Un garçon, deux rangées plus loin, ne faisait rien. Je le fixai longuement. Il finit par relever la tête, mal à l'aise, et griffonner quelque chose sur son cahier pour donner le change.

Je notais tout, sans bouger. Leur panique m'intéressait presque plus que leur travail. On ne forge pas d'autonomie dans le confort.

Le temps s'étira. Vers la fin de l'heure, quelques groupes semblaient vaguement organisés, d'autres s'étaient contentés de tourner en rond. Je refermai mon carnet et me levai.

C'est tout pour aujourd'hui. Vous savez ce qu'il vous reste à faire. Je veux vos projets sur mon bureau vendredi prochain, à huit heures précises. Ni avant, ni après.

Ils quittèrent la salle en silence, moins bruyants qu'à leur arrivée. J'avais gagné au moins ça, leur crainte.

Le dernier claquement de porte résonna dans la salle, laissant derrière lui une odeur de café froid et de nervosité. J'expirai lentement. Le silence avait quelque chose de reposant, mais aussi d'accablant. J'empilai les copies sur le bureau, ces amas d'à-peu-près, de formulations creuses, de connaissances bâclées. Ils voulaient un diplôme, mais combien d'entre eux méritaient réellement d'y prétendre ?

Je passai la main sur mon front, comme pour chasser cette fatigue sourde qui s'installait déjà, alors que la journée ne faisait que commencer.
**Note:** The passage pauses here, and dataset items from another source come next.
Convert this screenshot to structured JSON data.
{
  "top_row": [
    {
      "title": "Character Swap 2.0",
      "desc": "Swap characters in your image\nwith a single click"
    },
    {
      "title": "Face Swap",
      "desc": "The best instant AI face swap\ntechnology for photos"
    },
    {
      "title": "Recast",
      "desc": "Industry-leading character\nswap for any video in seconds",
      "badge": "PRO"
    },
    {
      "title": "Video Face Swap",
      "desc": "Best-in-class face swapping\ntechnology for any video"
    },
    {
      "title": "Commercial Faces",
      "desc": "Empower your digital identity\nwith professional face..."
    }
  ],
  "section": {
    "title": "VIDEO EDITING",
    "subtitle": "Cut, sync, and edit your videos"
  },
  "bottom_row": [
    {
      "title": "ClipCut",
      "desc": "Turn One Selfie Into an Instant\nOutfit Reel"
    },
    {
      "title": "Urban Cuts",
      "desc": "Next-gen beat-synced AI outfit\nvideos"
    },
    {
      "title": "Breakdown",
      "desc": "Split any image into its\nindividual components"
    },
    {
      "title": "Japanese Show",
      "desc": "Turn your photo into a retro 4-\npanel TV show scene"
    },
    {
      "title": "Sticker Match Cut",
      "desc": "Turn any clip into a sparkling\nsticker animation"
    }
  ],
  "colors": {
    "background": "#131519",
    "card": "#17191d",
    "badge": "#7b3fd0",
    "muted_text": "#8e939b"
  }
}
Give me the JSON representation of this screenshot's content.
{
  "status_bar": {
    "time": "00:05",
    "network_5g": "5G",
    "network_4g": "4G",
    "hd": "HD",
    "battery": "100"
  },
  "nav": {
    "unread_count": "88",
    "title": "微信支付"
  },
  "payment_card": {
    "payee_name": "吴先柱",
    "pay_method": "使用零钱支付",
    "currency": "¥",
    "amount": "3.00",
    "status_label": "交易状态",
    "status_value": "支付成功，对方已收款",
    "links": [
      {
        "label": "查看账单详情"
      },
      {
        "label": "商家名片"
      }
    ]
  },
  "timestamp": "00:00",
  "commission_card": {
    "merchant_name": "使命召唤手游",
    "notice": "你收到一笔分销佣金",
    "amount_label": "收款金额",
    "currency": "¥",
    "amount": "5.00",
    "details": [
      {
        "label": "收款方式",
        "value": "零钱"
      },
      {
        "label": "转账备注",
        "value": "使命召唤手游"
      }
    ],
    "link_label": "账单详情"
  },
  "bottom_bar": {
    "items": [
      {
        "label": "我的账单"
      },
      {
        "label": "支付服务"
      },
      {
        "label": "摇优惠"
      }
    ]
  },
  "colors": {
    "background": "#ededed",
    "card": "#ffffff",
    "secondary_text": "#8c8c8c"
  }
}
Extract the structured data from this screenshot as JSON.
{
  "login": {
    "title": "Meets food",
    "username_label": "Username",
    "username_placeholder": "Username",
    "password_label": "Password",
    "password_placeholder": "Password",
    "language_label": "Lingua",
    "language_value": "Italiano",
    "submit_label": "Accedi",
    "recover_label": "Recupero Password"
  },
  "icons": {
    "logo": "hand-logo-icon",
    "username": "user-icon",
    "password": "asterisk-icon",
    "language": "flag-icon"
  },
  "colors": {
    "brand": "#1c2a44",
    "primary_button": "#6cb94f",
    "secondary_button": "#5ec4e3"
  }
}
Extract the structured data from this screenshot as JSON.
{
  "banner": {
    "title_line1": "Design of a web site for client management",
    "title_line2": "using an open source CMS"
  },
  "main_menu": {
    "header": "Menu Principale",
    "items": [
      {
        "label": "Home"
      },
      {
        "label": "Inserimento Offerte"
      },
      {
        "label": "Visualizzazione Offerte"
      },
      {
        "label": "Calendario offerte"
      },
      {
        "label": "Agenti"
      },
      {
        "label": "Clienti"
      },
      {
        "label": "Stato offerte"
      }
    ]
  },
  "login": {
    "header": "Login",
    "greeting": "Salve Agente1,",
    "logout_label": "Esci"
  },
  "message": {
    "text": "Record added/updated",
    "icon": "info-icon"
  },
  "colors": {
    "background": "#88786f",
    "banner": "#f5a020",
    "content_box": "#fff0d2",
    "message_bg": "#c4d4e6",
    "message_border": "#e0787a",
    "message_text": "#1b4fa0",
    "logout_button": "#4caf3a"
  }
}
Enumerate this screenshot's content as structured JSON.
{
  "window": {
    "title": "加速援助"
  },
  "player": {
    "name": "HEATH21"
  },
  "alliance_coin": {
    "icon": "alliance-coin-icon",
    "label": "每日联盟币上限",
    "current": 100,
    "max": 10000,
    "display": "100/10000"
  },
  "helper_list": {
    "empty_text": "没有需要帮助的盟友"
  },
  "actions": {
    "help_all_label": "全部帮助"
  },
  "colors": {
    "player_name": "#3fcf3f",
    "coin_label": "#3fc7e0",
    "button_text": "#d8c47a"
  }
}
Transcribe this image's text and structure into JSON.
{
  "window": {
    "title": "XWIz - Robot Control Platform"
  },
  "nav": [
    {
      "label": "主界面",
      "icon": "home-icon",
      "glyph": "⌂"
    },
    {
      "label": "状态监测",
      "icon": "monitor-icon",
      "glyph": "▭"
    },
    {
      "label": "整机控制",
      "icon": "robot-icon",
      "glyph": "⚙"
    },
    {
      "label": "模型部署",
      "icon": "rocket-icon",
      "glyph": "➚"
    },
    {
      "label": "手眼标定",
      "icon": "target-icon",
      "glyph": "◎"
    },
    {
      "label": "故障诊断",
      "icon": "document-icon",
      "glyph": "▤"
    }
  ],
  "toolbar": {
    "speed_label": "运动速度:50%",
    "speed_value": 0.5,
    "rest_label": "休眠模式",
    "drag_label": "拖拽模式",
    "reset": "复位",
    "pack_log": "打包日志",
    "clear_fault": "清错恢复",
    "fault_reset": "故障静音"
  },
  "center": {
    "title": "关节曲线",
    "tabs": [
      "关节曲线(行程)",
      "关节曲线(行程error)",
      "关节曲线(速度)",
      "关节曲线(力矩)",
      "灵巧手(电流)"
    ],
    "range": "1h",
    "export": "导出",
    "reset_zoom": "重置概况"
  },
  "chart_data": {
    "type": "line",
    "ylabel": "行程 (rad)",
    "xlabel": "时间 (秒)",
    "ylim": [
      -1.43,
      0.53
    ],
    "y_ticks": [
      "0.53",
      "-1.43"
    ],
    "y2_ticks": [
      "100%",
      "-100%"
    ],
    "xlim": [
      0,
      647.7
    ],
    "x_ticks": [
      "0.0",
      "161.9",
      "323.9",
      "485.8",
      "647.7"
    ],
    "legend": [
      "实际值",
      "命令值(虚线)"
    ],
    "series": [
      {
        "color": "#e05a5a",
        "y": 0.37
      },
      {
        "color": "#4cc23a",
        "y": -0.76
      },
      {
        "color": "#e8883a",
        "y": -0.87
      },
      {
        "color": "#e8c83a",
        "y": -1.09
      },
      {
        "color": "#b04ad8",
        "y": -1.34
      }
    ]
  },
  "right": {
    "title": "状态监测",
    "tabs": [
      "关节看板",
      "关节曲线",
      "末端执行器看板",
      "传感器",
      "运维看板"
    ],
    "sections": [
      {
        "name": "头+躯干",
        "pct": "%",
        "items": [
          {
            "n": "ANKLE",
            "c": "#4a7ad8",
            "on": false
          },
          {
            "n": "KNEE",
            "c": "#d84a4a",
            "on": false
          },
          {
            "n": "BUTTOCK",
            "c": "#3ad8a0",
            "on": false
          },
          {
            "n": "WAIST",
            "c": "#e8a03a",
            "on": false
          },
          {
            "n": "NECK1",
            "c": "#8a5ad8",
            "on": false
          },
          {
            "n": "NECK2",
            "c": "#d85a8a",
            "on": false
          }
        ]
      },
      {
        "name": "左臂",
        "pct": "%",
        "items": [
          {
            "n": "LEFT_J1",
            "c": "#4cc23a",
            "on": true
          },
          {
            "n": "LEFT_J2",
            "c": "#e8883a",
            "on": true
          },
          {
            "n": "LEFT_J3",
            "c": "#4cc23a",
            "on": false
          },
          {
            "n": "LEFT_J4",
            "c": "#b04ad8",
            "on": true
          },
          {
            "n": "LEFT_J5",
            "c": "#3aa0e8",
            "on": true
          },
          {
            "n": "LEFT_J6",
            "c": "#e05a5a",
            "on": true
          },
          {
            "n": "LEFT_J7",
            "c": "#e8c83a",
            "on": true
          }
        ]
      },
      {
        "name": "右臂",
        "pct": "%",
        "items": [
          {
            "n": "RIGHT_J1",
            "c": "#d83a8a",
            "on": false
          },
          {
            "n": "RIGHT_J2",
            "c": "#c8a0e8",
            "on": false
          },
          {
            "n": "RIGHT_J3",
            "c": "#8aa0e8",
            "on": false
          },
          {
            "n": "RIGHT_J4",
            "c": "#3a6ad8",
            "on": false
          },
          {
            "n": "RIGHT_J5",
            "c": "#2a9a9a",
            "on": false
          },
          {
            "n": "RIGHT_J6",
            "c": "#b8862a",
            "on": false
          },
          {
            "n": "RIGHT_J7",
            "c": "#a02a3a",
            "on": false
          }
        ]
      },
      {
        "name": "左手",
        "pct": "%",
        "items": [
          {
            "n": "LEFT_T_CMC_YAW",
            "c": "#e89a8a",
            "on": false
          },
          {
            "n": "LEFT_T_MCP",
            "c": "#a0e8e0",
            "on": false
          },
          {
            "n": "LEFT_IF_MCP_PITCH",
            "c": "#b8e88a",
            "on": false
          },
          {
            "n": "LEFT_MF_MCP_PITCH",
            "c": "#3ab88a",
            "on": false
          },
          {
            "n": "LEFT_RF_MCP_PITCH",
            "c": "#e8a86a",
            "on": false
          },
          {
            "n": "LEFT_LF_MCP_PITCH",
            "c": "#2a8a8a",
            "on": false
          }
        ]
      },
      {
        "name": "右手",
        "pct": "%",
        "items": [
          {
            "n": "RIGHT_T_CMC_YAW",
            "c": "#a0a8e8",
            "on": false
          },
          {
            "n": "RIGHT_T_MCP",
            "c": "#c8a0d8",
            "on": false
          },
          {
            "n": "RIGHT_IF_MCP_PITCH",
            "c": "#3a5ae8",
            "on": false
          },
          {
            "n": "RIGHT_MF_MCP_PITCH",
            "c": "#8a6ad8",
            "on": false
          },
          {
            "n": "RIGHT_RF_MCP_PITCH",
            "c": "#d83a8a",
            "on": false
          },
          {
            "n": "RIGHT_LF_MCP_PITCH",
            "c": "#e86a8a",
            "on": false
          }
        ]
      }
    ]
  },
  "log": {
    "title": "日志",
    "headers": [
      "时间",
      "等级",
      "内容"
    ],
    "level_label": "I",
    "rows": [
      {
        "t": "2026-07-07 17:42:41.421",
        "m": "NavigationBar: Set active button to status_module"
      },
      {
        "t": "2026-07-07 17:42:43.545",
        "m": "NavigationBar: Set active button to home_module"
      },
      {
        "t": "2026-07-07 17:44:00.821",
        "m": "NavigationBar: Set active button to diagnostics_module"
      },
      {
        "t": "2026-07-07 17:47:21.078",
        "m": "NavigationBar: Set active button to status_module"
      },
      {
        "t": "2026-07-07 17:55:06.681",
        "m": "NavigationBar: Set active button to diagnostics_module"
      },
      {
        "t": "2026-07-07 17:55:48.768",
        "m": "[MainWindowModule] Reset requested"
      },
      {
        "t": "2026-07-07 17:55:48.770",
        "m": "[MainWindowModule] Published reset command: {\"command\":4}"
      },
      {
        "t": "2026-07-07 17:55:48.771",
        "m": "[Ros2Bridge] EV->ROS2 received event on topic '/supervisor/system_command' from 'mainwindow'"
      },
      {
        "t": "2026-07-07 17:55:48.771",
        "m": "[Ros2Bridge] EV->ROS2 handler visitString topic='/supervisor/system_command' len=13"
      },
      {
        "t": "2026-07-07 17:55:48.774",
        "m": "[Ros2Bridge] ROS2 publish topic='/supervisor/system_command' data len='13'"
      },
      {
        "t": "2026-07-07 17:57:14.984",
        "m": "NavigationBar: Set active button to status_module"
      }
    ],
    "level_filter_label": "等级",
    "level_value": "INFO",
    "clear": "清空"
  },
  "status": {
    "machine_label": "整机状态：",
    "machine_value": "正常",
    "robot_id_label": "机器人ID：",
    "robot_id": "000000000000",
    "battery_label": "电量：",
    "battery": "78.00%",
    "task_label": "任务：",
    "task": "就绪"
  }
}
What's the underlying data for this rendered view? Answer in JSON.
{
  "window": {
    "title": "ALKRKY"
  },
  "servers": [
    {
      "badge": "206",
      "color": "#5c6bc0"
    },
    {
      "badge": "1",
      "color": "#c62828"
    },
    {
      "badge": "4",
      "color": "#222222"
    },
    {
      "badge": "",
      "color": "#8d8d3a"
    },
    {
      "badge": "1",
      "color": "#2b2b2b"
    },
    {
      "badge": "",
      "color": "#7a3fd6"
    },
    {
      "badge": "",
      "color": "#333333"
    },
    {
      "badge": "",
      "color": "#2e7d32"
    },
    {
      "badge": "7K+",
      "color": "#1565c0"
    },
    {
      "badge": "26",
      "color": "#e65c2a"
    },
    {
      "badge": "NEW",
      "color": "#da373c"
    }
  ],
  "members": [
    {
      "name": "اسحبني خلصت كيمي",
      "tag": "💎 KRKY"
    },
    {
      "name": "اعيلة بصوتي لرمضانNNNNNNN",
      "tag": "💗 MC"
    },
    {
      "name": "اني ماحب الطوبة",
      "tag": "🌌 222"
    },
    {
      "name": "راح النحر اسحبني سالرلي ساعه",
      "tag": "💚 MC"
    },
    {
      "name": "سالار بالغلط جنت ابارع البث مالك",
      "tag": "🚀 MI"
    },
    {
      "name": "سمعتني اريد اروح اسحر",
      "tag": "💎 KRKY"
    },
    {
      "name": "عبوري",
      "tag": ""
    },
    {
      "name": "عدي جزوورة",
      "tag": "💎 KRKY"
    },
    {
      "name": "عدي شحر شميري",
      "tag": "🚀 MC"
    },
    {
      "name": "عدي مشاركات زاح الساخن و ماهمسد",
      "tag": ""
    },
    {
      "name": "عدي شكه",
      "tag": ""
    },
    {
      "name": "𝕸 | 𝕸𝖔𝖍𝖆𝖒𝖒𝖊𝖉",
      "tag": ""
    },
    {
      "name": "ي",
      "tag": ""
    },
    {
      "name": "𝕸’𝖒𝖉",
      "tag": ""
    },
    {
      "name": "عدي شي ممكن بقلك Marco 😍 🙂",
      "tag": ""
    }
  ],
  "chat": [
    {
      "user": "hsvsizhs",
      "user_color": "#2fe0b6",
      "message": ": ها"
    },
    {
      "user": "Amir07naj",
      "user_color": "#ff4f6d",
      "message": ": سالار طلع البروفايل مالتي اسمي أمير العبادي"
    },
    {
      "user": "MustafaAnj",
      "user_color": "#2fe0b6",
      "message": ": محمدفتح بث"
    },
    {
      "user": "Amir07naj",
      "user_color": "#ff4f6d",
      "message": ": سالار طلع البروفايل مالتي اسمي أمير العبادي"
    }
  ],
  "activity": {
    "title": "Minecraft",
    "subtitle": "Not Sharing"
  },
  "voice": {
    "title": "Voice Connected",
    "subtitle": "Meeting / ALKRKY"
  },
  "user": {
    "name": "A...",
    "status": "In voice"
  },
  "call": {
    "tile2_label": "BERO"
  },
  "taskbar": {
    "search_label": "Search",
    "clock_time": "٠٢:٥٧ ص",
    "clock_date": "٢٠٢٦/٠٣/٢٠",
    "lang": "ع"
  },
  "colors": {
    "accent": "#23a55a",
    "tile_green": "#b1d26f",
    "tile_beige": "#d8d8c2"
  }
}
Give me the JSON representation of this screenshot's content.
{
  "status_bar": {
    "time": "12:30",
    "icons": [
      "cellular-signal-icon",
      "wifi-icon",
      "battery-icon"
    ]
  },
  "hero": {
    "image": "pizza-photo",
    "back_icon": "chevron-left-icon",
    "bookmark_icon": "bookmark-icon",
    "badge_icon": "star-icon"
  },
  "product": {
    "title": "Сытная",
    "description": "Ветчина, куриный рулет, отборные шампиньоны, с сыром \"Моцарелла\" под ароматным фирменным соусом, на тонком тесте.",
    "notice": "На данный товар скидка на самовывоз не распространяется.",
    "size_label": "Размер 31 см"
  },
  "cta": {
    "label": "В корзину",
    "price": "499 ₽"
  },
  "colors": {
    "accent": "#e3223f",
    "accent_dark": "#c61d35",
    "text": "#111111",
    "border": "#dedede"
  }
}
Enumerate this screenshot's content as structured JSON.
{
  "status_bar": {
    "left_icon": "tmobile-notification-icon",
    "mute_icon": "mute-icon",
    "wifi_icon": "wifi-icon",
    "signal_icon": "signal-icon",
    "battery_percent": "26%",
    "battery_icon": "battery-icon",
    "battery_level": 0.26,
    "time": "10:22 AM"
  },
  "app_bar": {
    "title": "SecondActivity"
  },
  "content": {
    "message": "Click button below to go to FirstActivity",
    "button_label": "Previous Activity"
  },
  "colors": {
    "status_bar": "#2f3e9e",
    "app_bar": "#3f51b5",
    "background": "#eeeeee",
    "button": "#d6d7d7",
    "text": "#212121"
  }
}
La matinée n'était qu'un prélude, et pourtant je sentais déjà mon agacement s'aiguiser.

Un regard vers la fenêtre : les silhouettes pressées des étudiants en bas, leurs rires trop légers, leur inconscience qui m'irritait presque autant qu'elle m'enviait.

Je rangeai mes affaires, verrouillai la salle et pris la direction de la cafétéria. Les couloirs étaient animés, saturés de voix, mais je gardai ce pas rapide qui décourageait toute tentative de conversation.

En entrant, je ne vis pas immédiatement Tessa. Tant mieux. J'avais besoin d'un instant seule, le temps de me servir un plateau. Une salade quelconque, un café trop amer, le strict nécessaire.

Je choisis une table isolée, dos au mur, comme toujours. Mes yeux parcouraient machinalement la salle, sans chercher personne en particulier. Jusqu'à ce que je la voie entrer, rayonnante, bavardant déjà avec quelqu'un. Tessa.

Un souffle imperceptible m'échappa. Évidemment.

Je plantai ma fourchette dans la salade, sans conviction. Les conversations autour de moi formaient un brouhaha étouffant, une masse sonore dont je me serais bien passée. Pourtant, quand je relevai les yeux, mon regard croisa celui de Tessa. Elle venait de m'apercevoir.

Elle se fraya un chemin entre les tables, son plateau en équilibre d'une main, l'autre se levant pour saluer une connaissance au passage. Tout en elle respirait une aisance naturelle que je n'avais jamais eue. Quand elle s'assit en face de moi, j'eus presque envie de me lever pour fuir cette énergie trop vive.

Tu fais peur à tes étudiants dès le matin, lança-t-elle, les yeux pétillant d'amusement. J'ai croisé deux deuxièmes années dans le couloir... Ils avaient l'air de sortir d'un interrogatoire.

Je haussai une épaule, ramenant ma tasse à mes lèvres.

S'ils sont terrorisés, c'est probablement parce qu'ils n'ont rien préparé.

Ou parce que tu as un talent particulier pour les déstabiliser, répondit-elle en piquant un morceau de pain.

Je détournai les yeux vers mon plateau.

Je ne suis pas là pour les rassurer, dis-je froidement.

Tessa se pencha légèrement, un sourire en coin.